1 files changed, 47 insertions, 4 deletions
diff --git a/ai-slides.tex b/ai-slides.tex
index 3b79401..53cd37e 100644
--- a/ai-slides.tex
+++ b/ai-slides.tex
@@ -356,9 +356,11 @@ $\mathrm{income} = \beta_0 + \beta_1 \times \mathrm{education} + \beta_2  \times
 %%%%%%%%%%%%%%%%%%%%%%%%%%%%%%%%%%%%%%%%%%%%%%%%%%%%%%%%%%%%%%%%%%%%%%%%
 \foilhead{衡量模型准确度}
 
-没有免费午餐理论：没有一种方法在所有数据集上是最优。
+{\em There is no free lunch in statistics.}
 
-评价拟合质量 $MSE = \frac{1}{n} \sum (y_i - \hat{f}(x_i))^2$。
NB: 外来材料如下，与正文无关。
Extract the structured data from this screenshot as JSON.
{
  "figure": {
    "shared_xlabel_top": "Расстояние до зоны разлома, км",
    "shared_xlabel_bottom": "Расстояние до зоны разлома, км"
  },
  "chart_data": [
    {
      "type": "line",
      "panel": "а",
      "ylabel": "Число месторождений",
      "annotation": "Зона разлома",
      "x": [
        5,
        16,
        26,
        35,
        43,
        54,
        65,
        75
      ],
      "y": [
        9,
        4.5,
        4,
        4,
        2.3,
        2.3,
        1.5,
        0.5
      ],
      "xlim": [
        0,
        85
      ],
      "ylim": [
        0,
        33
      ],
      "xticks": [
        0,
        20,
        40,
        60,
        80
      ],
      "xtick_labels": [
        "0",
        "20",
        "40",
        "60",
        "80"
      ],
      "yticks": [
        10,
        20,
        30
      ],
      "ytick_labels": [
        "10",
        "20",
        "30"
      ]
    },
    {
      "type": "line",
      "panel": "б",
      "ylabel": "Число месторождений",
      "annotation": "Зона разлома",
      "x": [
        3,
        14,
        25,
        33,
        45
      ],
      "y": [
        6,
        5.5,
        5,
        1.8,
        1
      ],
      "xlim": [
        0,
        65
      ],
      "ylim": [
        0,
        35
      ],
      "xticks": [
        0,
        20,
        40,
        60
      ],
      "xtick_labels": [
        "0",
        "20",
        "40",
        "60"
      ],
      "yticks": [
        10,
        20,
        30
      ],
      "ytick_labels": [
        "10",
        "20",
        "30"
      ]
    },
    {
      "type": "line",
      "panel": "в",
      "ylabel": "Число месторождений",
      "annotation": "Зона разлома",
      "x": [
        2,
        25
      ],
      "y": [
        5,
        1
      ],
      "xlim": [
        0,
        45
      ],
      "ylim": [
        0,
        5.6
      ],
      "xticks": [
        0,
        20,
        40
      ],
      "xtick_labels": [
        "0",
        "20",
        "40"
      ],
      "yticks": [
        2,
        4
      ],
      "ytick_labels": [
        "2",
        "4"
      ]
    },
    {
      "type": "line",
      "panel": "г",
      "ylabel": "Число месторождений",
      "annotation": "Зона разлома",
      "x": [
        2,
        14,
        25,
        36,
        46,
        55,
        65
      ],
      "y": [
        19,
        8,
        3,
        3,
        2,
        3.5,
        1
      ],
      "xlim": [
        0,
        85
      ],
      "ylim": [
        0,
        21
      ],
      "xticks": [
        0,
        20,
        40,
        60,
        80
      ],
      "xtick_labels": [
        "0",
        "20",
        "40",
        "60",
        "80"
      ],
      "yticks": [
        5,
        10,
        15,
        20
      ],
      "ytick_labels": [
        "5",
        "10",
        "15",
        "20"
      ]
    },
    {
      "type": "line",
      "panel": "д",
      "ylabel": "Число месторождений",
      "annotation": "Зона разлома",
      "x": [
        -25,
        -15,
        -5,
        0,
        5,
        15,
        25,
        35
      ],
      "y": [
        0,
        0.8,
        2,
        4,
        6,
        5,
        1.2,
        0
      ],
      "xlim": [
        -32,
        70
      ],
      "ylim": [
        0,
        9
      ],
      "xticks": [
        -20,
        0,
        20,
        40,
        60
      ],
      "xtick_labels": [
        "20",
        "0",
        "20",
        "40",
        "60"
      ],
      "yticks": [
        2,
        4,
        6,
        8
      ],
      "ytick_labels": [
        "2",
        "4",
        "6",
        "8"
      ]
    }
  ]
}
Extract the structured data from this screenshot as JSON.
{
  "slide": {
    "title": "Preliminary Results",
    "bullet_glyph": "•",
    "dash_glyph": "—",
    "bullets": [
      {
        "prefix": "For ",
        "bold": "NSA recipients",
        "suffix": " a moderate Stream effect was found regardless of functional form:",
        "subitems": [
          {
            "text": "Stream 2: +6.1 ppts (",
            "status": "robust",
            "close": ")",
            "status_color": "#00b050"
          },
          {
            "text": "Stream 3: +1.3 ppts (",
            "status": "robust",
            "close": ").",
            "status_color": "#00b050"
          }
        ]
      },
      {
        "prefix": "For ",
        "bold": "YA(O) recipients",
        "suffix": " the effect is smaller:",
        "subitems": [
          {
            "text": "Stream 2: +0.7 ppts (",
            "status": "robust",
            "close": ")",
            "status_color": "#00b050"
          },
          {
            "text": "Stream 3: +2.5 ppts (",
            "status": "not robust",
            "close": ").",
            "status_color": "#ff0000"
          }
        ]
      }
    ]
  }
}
可以在训练数据上看，也可以在测试数据（未见数据）上看。注意，$\hat{f}$一定是在训练数据上得出的。我们更关心的是$\hat{f}$在测试数据$(x_0, y_0)$上的表现。$\hat{f}(x_0)$是否接近$y_0$？ $(x_0, y_0)$是训练$\hat{f}$时没有见过的数据。
+没有一种方法在所有数据集上是最优。
+
+评价拟合质量 $MSE = \frac{1}{n} \sum (y_i - \hat{f}(x_i))^2$。可以在训练数据上看，也可以在测试数据（未见数据）上看。注意，$\hat{f}$一定是在训练数据上得出的。我们更关心的是$\hat{f}$在测试数据$(x_0, y_0)$上的表现。$\hat{f}(x_0)$是否接近$y_0$？ $(x_0, y_0)$是训练 $\hat{f}$ 时没有见过的数据。
 
 $\mathrm{test MSE} = \mathrm{Ave}(y_0 - \hat{f}(x_0))$才能真正看出$\hat{f}$好不好。$\mathrm{training MSE}$则看不出。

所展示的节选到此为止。